Your own web server—Any data available on the web through HTTP is accessible to your EC2 instance. If you have a web-facing server in your organization, you can place your data on it, then download the data from your EC2 instance. The advantage of this approach is that you can configure security on your web server to limit who can download the data and to encrypt the transaction through SSL.
FTP—You can enable file transfer protocol (FTP) to upload files directly onto your EC2 instance. Beware that standard FTP does not encrypt information and sends passwords in clear text. To safely use FTP, you need to take additional security measures, such as encrypting your FTP sessions with SSL, limiting which users are allowed to transfer data to your instance through FTP, and disabling FTP after your initial data transfer. Some third-party products are designed to help you set up secure FTP connections.
AWS Import/Export—If you need to transfer an enormous amount of data to Amazon, it may be faster and/or more cost effective to ship the data to Amazon on a portable storage device and pay Amazon to load the data directly into S3. Amazon offers this service as AWS Import/Export.
If you consider using AWS Import/Export, you'll need to decide if it's appropriate for your organization's data sensitivity. Any time you put a device in the mail, you run the risk, however small, of the physical destruction or interception of your data. You can mitigate these risks by backing up and encrypting the data. If you still have concerns about whether AWS Import/Export is an appropriate choice for your data, contact Amazon directly.

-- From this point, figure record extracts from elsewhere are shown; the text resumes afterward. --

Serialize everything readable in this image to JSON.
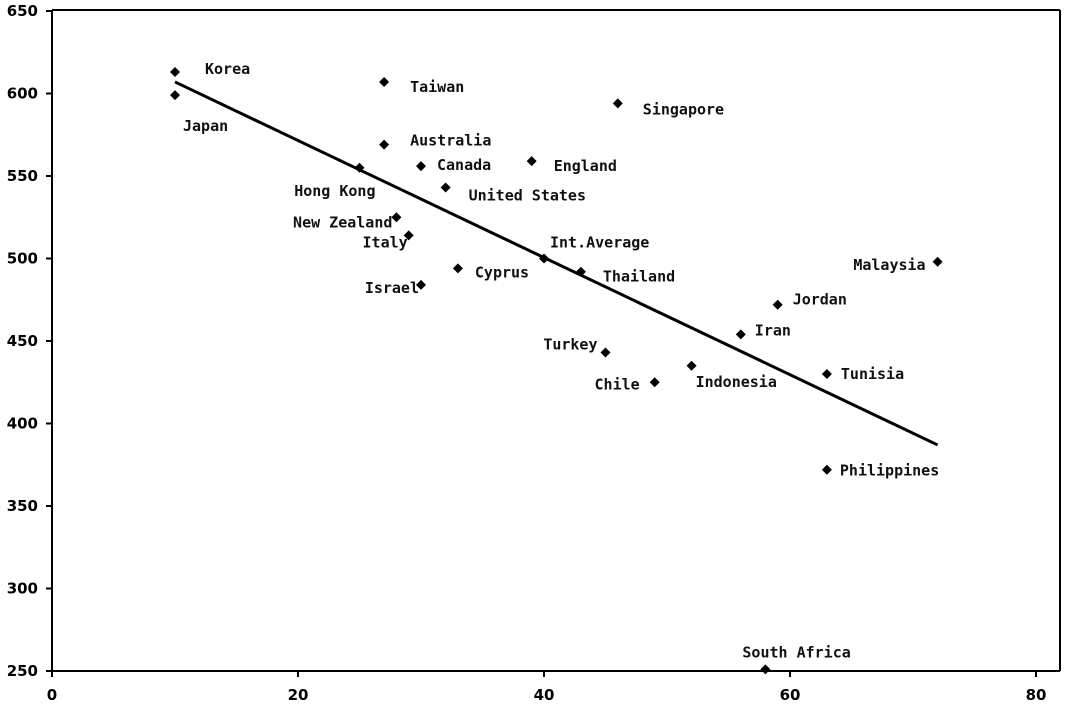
{
  "chart_data": {
    "type": "scatter",
    "title": "",
    "xlabel": "",
    "ylabel": "",
    "xlim": [
      0,
      85
    ],
    "ylim": [
      250,
      650
    ],
    "x_ticks": [
      0,
      20,
      40,
      60,
      80
    ],
    "y_ticks": [
      250,
      300,
      350,
      400,
      450,
      500,
      550,
      600,
      650
    ],
    "grid": false,
    "legend": "none",
    "marker_color": "#000000",
    "points": [
      {
        "label": "Korea",
        "x": 10,
        "y": 613
      },
      {
        "label": "Japan",
        "x": 10,
        "y": 599
      },
      {
        "label": "Taiwan",
        "x": 27,
        "y": 607
      },
      {
        "label": "Singapore",
        "x": 46,
        "y": 594
      },
      {
        "label": "Australia",
        "x": 27,
        "y": 569
      },
      {
        "label": "Canada",
        "x": 30,
        "y": 556
      },
      {
        "label": "England",
        "x": 39,
        "y": 559
      },
      {
        "label": "Hong Kong",
        "x": 25,
        "y": 555
      },
      {
        "label": "United States",
        "x": 32,
        "y": 543
      },
      {
        "label": "New Zealand",
        "x": 28,
        "y": 525
      },
      {
        "label": "Italy",
        "x": 29,
        "y": 514
      },
      {
        "label": "Int.Average",
        "x": 40,
        "y": 500
      },
      {
        "label": "Cyprus",
        "x": 33,
        "y": 494
      },
      {
        "label": "Thailand",
        "x": 43,
        "y": 492
      },
      {
        "label": "Israel",
        "x": 30,
        "y": 484
      },
      {
        "label": "Malaysia",
        "x": 72,
        "y": 498
      },
      {
        "label": "Jordan",
        "x": 59,
        "y": 472
      },
      {
        "label": "Iran",
        "x": 56,
        "y": 454
      },
      {
        "label": "Turkey",
        "x": 45,
        "y": 443
      },
      {
        "label": "Indonesia",
        "x": 52,
        "y": 435
      },
      {
        "label": "Chile",
        "x": 49,
        "y": 425
      },
      {
        "label": "Tunisia",
        "x": 63,
        "y": 430
      },
      {
        "label": "Philippines",
        "x": 63,
        "y": 372
      },
      {
        "label": "South Africa",
        "x": 58,
        "y": 251
      }
    ],
    "trendline": {
      "x": [
        10,
        72
      ],
      "y": [
        607,
        387
      ]
    }
  }
}
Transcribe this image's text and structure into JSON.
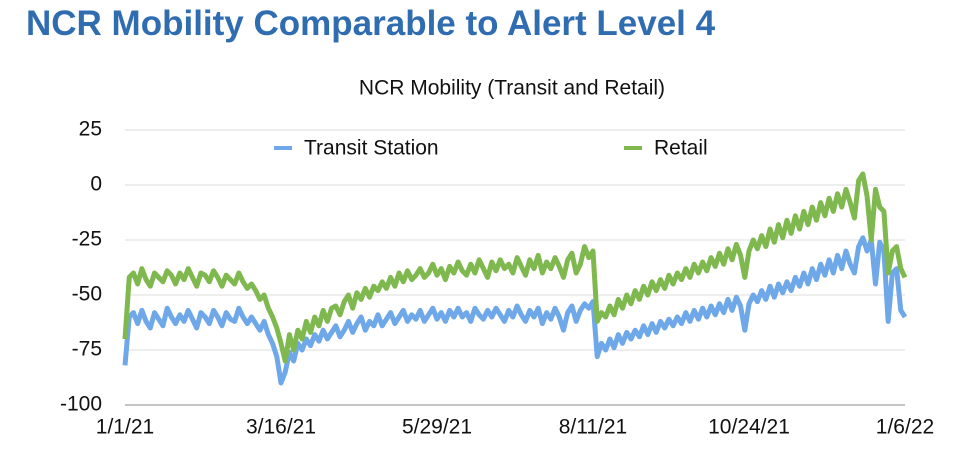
{
  "title": "NCR Mobility Comparable to Alert Level 4",
  "chart_data": {
    "type": "line",
    "title": "NCR Mobility (Transit and Retail)",
    "categories": [
      "1/1/21",
      null,
      null,
      null,
      null,
      null,
      null,
      null,
      null,
      null,
      null,
      null,
      null,
      null,
      null,
      null,
      null,
      null,
      null,
      null,
      null,
      null,
      null,
      null,
      null,
      null,
      null,
      null,
      null,
      null,
      null,
      null,
      null,
      null,
      null,
      null,
      null,
      "3/16/21",
      null,
      null,
      null,
      null,
      null,
      null,
      null,
      null,
      null,
      null,
      null,
      null,
      null,
      null,
      null,
      null,
      null,
      null,
      null,
      null,
      null,
      null,
      null,
      null,
      null,
      null,
      null,
      null,
      null,
      null,
      null,
      null,
      null,
      null,
      null,
      null,
      "5/29/21",
      null,
      null,
      null,
      null,
      null,
      null,
      null,
      null,
      null,
      null,
      null,
      null,
      null,
      null,
      null,
      null,
      null,
      null,
      null,
      null,
      null,
      null,
      null,
      null,
      null,
      null,
      null,
      null,
      null,
      null,
      null,
      null,
      null,
      null,
      null,
      null,
      "8/11/21",
      null,
      null,
      null,
      null,
      null,
      null,
      null,
      null,
      null,
      null,
      null,
      null,
      null,
      null,
      null,
      null,
      null,
      null,
      null,
      null,
      null,
      null,
      null,
      null,
      null,
      null,
      null,
      null,
      null,
      null,
      null,
      null,
      null,
      null,
      null,
      null,
      "10/24/21",
      null,
      null,
      null,
      null,
      null,
      null,
      null,
      null,
      null,
      null,
      null,
      null,
      null,
      null,
      null,
      null,
      null,
      null,
      null,
      null,
      null,
      null,
      null,
      null,
      null,
      null,
      null,
      null,
      null,
      null,
      null,
      null,
      null,
      null,
      null,
      null,
      "1/6/22"
    ],
    "series": [
      {
        "name": "Transit Station",
        "color": "#6fa8e8",
        "values": [
          -82,
          -60,
          -58,
          -63,
          -57,
          -62,
          -65,
          -58,
          -61,
          -64,
          -56,
          -60,
          -63,
          -59,
          -62,
          -57,
          -61,
          -65,
          -58,
          -60,
          -63,
          -57,
          -60,
          -64,
          -58,
          -61,
          -62,
          -56,
          -60,
          -63,
          -60,
          -63,
          -66,
          -62,
          -68,
          -72,
          -78,
          -90,
          -85,
          -76,
          -80,
          -72,
          -75,
          -70,
          -73,
          -68,
          -71,
          -66,
          -70,
          -67,
          -64,
          -69,
          -66,
          -62,
          -67,
          -63,
          -60,
          -66,
          -62,
          -64,
          -59,
          -64,
          -61,
          -58,
          -63,
          -60,
          -57,
          -62,
          -59,
          -61,
          -57,
          -62,
          -59,
          -56,
          -61,
          -58,
          -62,
          -57,
          -60,
          -56,
          -60,
          -58,
          -62,
          -56,
          -59,
          -61,
          -57,
          -60,
          -56,
          -59,
          -62,
          -57,
          -60,
          -55,
          -59,
          -62,
          -57,
          -60,
          -56,
          -63,
          -58,
          -61,
          -56,
          -60,
          -66,
          -58,
          -55,
          -62,
          -57,
          -54,
          -56,
          -53,
          -78,
          -72,
          -75,
          -70,
          -74,
          -68,
          -72,
          -67,
          -70,
          -66,
          -69,
          -64,
          -68,
          -63,
          -67,
          -62,
          -65,
          -61,
          -64,
          -60,
          -63,
          -58,
          -62,
          -57,
          -61,
          -56,
          -60,
          -55,
          -59,
          -54,
          -58,
          -52,
          -57,
          -51,
          -55,
          -66,
          -54,
          -50,
          -53,
          -48,
          -52,
          -46,
          -51,
          -45,
          -49,
          -44,
          -48,
          -42,
          -46,
          -40,
          -45,
          -38,
          -43,
          -36,
          -41,
          -34,
          -40,
          -32,
          -38,
          -30,
          -36,
          -40,
          -28,
          -24,
          -30,
          -25,
          -45,
          -26,
          -30,
          -62,
          -40,
          -38,
          -57,
          -60
        ]
      },
      {
        "name": "Retail",
        "color": "#7fb84e",
        "values": [
          -70,
          -42,
          -40,
          -45,
          -38,
          -43,
          -46,
          -40,
          -42,
          -44,
          -39,
          -41,
          -45,
          -40,
          -43,
          -38,
          -42,
          -46,
          -40,
          -41,
          -44,
          -39,
          -42,
          -46,
          -41,
          -43,
          -45,
          -40,
          -44,
          -47,
          -45,
          -48,
          -52,
          -50,
          -56,
          -60,
          -65,
          -72,
          -80,
          -68,
          -75,
          -66,
          -70,
          -62,
          -67,
          -60,
          -64,
          -57,
          -62,
          -56,
          -55,
          -59,
          -53,
          -50,
          -56,
          -49,
          -52,
          -47,
          -51,
          -46,
          -48,
          -44,
          -47,
          -42,
          -46,
          -40,
          -44,
          -39,
          -43,
          -41,
          -38,
          -42,
          -40,
          -36,
          -41,
          -38,
          -43,
          -37,
          -40,
          -35,
          -39,
          -41,
          -36,
          -40,
          -34,
          -38,
          -42,
          -35,
          -39,
          -34,
          -38,
          -36,
          -40,
          -33,
          -37,
          -41,
          -34,
          -38,
          -32,
          -40,
          -35,
          -38,
          -33,
          -37,
          -42,
          -34,
          -31,
          -40,
          -36,
          -28,
          -33,
          -30,
          -62,
          -58,
          -60,
          -55,
          -59,
          -52,
          -56,
          -50,
          -54,
          -48,
          -52,
          -46,
          -50,
          -44,
          -48,
          -43,
          -47,
          -41,
          -45,
          -40,
          -43,
          -38,
          -42,
          -36,
          -40,
          -35,
          -39,
          -33,
          -37,
          -31,
          -36,
          -29,
          -34,
          -27,
          -32,
          -42,
          -30,
          -25,
          -29,
          -23,
          -28,
          -20,
          -26,
          -18,
          -24,
          -16,
          -22,
          -14,
          -20,
          -12,
          -18,
          -10,
          -16,
          -8,
          -14,
          -6,
          -12,
          -4,
          -10,
          -2,
          -8,
          -15,
          2,
          5,
          -5,
          -25,
          -2,
          -10,
          -12,
          -40,
          -30,
          -28,
          -38,
          -42
        ]
      }
    ],
    "ylim": [
      -100,
      25
    ],
    "yticks": [
      -100,
      -75,
      -50,
      -25,
      0,
      25
    ],
    "grid": true,
    "legend": "top"
  }
}
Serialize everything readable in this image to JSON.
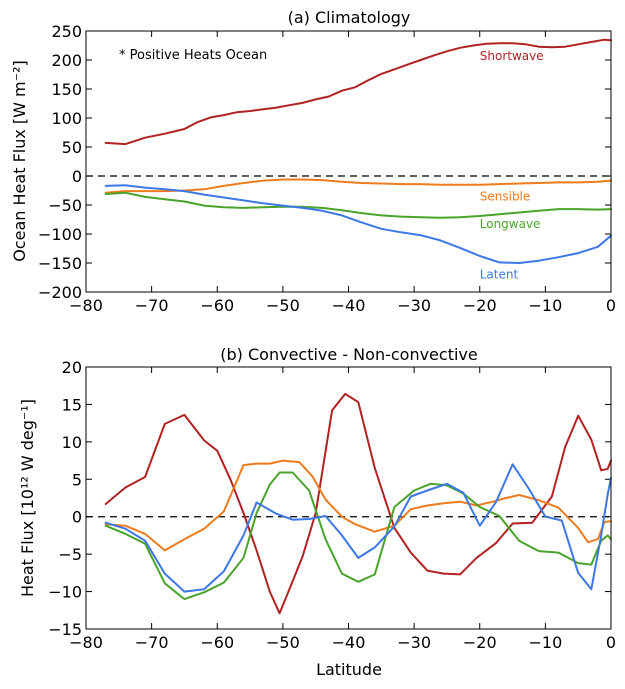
{
  "chart_data": [
    {
      "type": "line",
      "title": "(a) Climatology",
      "xlabel": "",
      "ylabel": "Ocean Heat Flux [W m⁻²]",
      "xlim": [
        -80,
        0
      ],
      "ylim": [
        -200,
        250
      ],
      "xticks": [
        -80,
        -70,
        -60,
        -50,
        -40,
        -30,
        -20,
        -10,
        0
      ],
      "yticks": [
        -200,
        -150,
        -100,
        -50,
        0,
        50,
        100,
        150,
        200,
        250
      ],
      "annotation": "* Positive Heats Ocean",
      "zero_line": true,
      "grid": false,
      "series": [
        {
          "name": "Shortwave",
          "color": "#b22222",
          "x": [
            -77,
            -74,
            -71,
            -68,
            -65,
            -63,
            -61,
            -59,
            -57,
            -55,
            -53,
            -51,
            -49,
            -47,
            -45,
            -43,
            -41,
            -39,
            -37,
            -35,
            -33,
            -31,
            -29,
            -27,
            -25,
            -23,
            -21,
            -19,
            -17,
            -15,
            -13,
            -11,
            -9,
            -7,
            -5,
            -3,
            -1,
            0
          ],
          "y": [
            57,
            55,
            66,
            73,
            81,
            93,
            101,
            105,
            110,
            112,
            115,
            118,
            122,
            126,
            132,
            137,
            147,
            153,
            165,
            176,
            184,
            192,
            200,
            208,
            215,
            221,
            225,
            228,
            229,
            229,
            227,
            223,
            222,
            223,
            227,
            231,
            235,
            234
          ]
        },
        {
          "name": "Sensible",
          "color": "#f07b1c",
          "x": [
            -77,
            -74,
            -71,
            -68,
            -65,
            -62,
            -59,
            -56,
            -53,
            -50,
            -47,
            -44,
            -41,
            -38,
            -35,
            -32,
            -29,
            -26,
            -23,
            -20,
            -17,
            -14,
            -11,
            -8,
            -5,
            -2,
            0
          ],
          "y": [
            -29,
            -26,
            -26,
            -26,
            -25,
            -23,
            -17,
            -12,
            -8,
            -6,
            -6,
            -7,
            -10,
            -12,
            -13,
            -14,
            -14,
            -15,
            -15,
            -15,
            -14,
            -13,
            -12,
            -11,
            -11,
            -10,
            -8
          ]
        },
        {
          "name": "Longwave",
          "color": "#4aa32a",
          "x": [
            -77,
            -74,
            -71,
            -68,
            -65,
            -62,
            -59,
            -56,
            -53,
            -50,
            -47,
            -44,
            -41,
            -38,
            -35,
            -32,
            -29,
            -26,
            -23,
            -20,
            -17,
            -14,
            -11,
            -8,
            -5,
            -2,
            0
          ],
          "y": [
            -31,
            -29,
            -36,
            -40,
            -44,
            -51,
            -54,
            -55,
            -54,
            -53,
            -53,
            -55,
            -59,
            -64,
            -68,
            -70,
            -71,
            -72,
            -71,
            -69,
            -66,
            -63,
            -60,
            -57,
            -57,
            -58,
            -57
          ]
        },
        {
          "name": "Latent",
          "color": "#3c78e6",
          "x": [
            -77,
            -74,
            -71,
            -68,
            -65,
            -62,
            -59,
            -56,
            -53,
            -50,
            -47,
            -44,
            -41,
            -38,
            -35,
            -32,
            -29,
            -26,
            -23,
            -20,
            -17,
            -14,
            -11,
            -8,
            -5,
            -2,
            0
          ],
          "y": [
            -17,
            -16,
            -20,
            -23,
            -26,
            -32,
            -37,
            -42,
            -47,
            -51,
            -55,
            -60,
            -68,
            -80,
            -91,
            -97,
            -102,
            -111,
            -124,
            -138,
            -149,
            -150,
            -146,
            -140,
            -133,
            -122,
            -103
          ]
        }
      ]
    },
    {
      "type": "line",
      "title": "(b) Convective - Non-convective",
      "xlabel": "Latitude",
      "ylabel": "Heat Flux [10¹² W deg⁻¹]",
      "xlim": [
        -80,
        0
      ],
      "ylim": [
        -15,
        20
      ],
      "xticks": [
        -80,
        -70,
        -60,
        -50,
        -40,
        -30,
        -20,
        -10,
        0
      ],
      "yticks": [
        -15,
        -10,
        -5,
        0,
        5,
        10,
        15,
        20
      ],
      "zero_line": true,
      "grid": false,
      "series": [
        {
          "name": "Shortwave",
          "color": "#b22222",
          "x": [
            -77,
            -74,
            -71,
            -68,
            -65,
            -62,
            -60,
            -58,
            -56,
            -54,
            -52,
            -50.5,
            -49,
            -47,
            -45,
            -42.5,
            -40.5,
            -38.5,
            -36,
            -33,
            -30.5,
            -28,
            -25.5,
            -23,
            -20.5,
            -17.5,
            -15,
            -12,
            -9,
            -7,
            -5,
            -3,
            -1.5,
            -0.5,
            0
          ],
          "y": [
            1.7,
            3.9,
            5.3,
            12.4,
            13.6,
            10.2,
            8.8,
            5.0,
            0.5,
            -4.5,
            -10.0,
            -12.9,
            -9.7,
            -5.3,
            0.5,
            14.2,
            16.4,
            15.3,
            6.5,
            -1.5,
            -4.8,
            -7.2,
            -7.6,
            -7.7,
            -5.5,
            -3.5,
            -0.9,
            -0.8,
            2.7,
            9.3,
            13.5,
            10.3,
            6.2,
            6.4,
            7.5
          ]
        },
        {
          "name": "Sensible",
          "color": "#f07b1c",
          "x": [
            -77,
            -74,
            -71,
            -68,
            -65,
            -62,
            -59,
            -56,
            -54,
            -52,
            -50,
            -47.5,
            -45.5,
            -43.5,
            -41,
            -39,
            -36,
            -33,
            -30.5,
            -28,
            -25.5,
            -23,
            -20.5,
            -18,
            -16,
            -14,
            -11,
            -8,
            -5,
            -3.5,
            -2,
            -1,
            0
          ],
          "y": [
            -1.0,
            -1.2,
            -2.3,
            -4.5,
            -3.0,
            -1.6,
            0.7,
            6.9,
            7.1,
            7.1,
            7.5,
            7.3,
            5.4,
            2.3,
            0.0,
            -1.0,
            -2.0,
            -1.2,
            1.0,
            1.5,
            1.8,
            2.0,
            1.5,
            2.0,
            2.5,
            2.9,
            2.2,
            1.2,
            -1.5,
            -3.4,
            -3.0,
            -0.7,
            -0.6
          ]
        },
        {
          "name": "Longwave",
          "color": "#4aa32a",
          "x": [
            -77,
            -74,
            -71,
            -68,
            -65,
            -62,
            -59,
            -56,
            -54,
            -52,
            -50.5,
            -48.5,
            -46,
            -43.5,
            -41,
            -38.5,
            -36,
            -33,
            -30,
            -27.5,
            -25,
            -22.5,
            -20,
            -17,
            -14,
            -11,
            -8,
            -5,
            -3,
            -1.5,
            -0.5,
            0
          ],
          "y": [
            -1.2,
            -2.3,
            -3.6,
            -8.9,
            -11.0,
            -10.1,
            -8.8,
            -5.5,
            0.5,
            4.3,
            5.9,
            5.9,
            3.5,
            -3.0,
            -7.6,
            -8.7,
            -7.7,
            1.3,
            3.5,
            4.4,
            4.2,
            3.1,
            1.3,
            0.1,
            -3.2,
            -4.6,
            -4.8,
            -6.2,
            -6.4,
            -3.2,
            -2.5,
            -3.0
          ]
        },
        {
          "name": "Latent",
          "color": "#3c78e6",
          "x": [
            -77,
            -74,
            -71,
            -68,
            -65,
            -62,
            -59,
            -56,
            -54,
            -51,
            -48.5,
            -46,
            -43.5,
            -41,
            -38.5,
            -36,
            -33,
            -30.5,
            -28,
            -25,
            -22.5,
            -20,
            -17.5,
            -15,
            -12.5,
            -10,
            -7.5,
            -5,
            -3,
            -1.5,
            -0.5,
            0
          ],
          "y": [
            -0.8,
            -1.6,
            -3.2,
            -7.6,
            -10.0,
            -9.7,
            -7.3,
            -2.5,
            1.9,
            0.4,
            -0.4,
            -0.3,
            0.1,
            -2.5,
            -5.5,
            -4.1,
            -1.3,
            2.7,
            3.5,
            4.4,
            3.2,
            -1.2,
            2.0,
            7.0,
            3.7,
            0.0,
            -0.5,
            -7.5,
            -9.7,
            -2.5,
            3.0,
            5.2
          ]
        }
      ]
    }
  ]
}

Amazon works with many Solution Providers, some of whom provide data transfer, storage, and security solutions. See Find an AWS Solution Provider to understand whether one of these companies can help with your cloud strategy. Esri itself is one of these providers and offers various project and implementation services for deploying GIS in the Amazon cloud.
Factors that affect data transfer time
Performance of the above data transfer options can vary based on your physical proximity to the Amazon cloud, the time of day, and the quality of your connection to the Internet.
GIS datasets, especially imagery and map caches, can take large amounts of space and may need to be zipped before transfer, either to reduce the size of the file or to reduce the total number of files for more efficient transfer (especially in the case of map caches). Some S3 client utilities may place limits on the size of any one file you can transfer or the number of individual files you can store. Also, some zipping programs have limits on the amount of data that can be zipped. The zipping time and effort should be taken into account when you choose a data transfer option.
Finally, if using S3, be aware of the limitations on the number of buckets you can create and other restrictions on S3 buckets. Amazon lists these in Bucket Restrictions and Limitations.
Maintaining the integrity of data paths
Any time you move data to a new location, you need to be aware of any paths referencing the data that may also need to be updated. This is a concern with map documents, which may reference dozens of data layers at different paths.
Registering your Amazon EC2 data location with your ArcGIS server can help reduce the effort of fixing broken data paths after publishing. See Registering your data with ArcGIS Server using ArcGIS for Desktop.
Another option is to log in to your instance and use ArcMap to repair the out-of-date paths. ArcGIS for Desktop is included on the ArcGIS Server AMI so that you can easily make the repairs. See Repairing broken data links to learn about updating data path information in a map document.
Another way to reduce the need to repair data connections is to use relative paths in your map documents and store your maps and data in a common folder.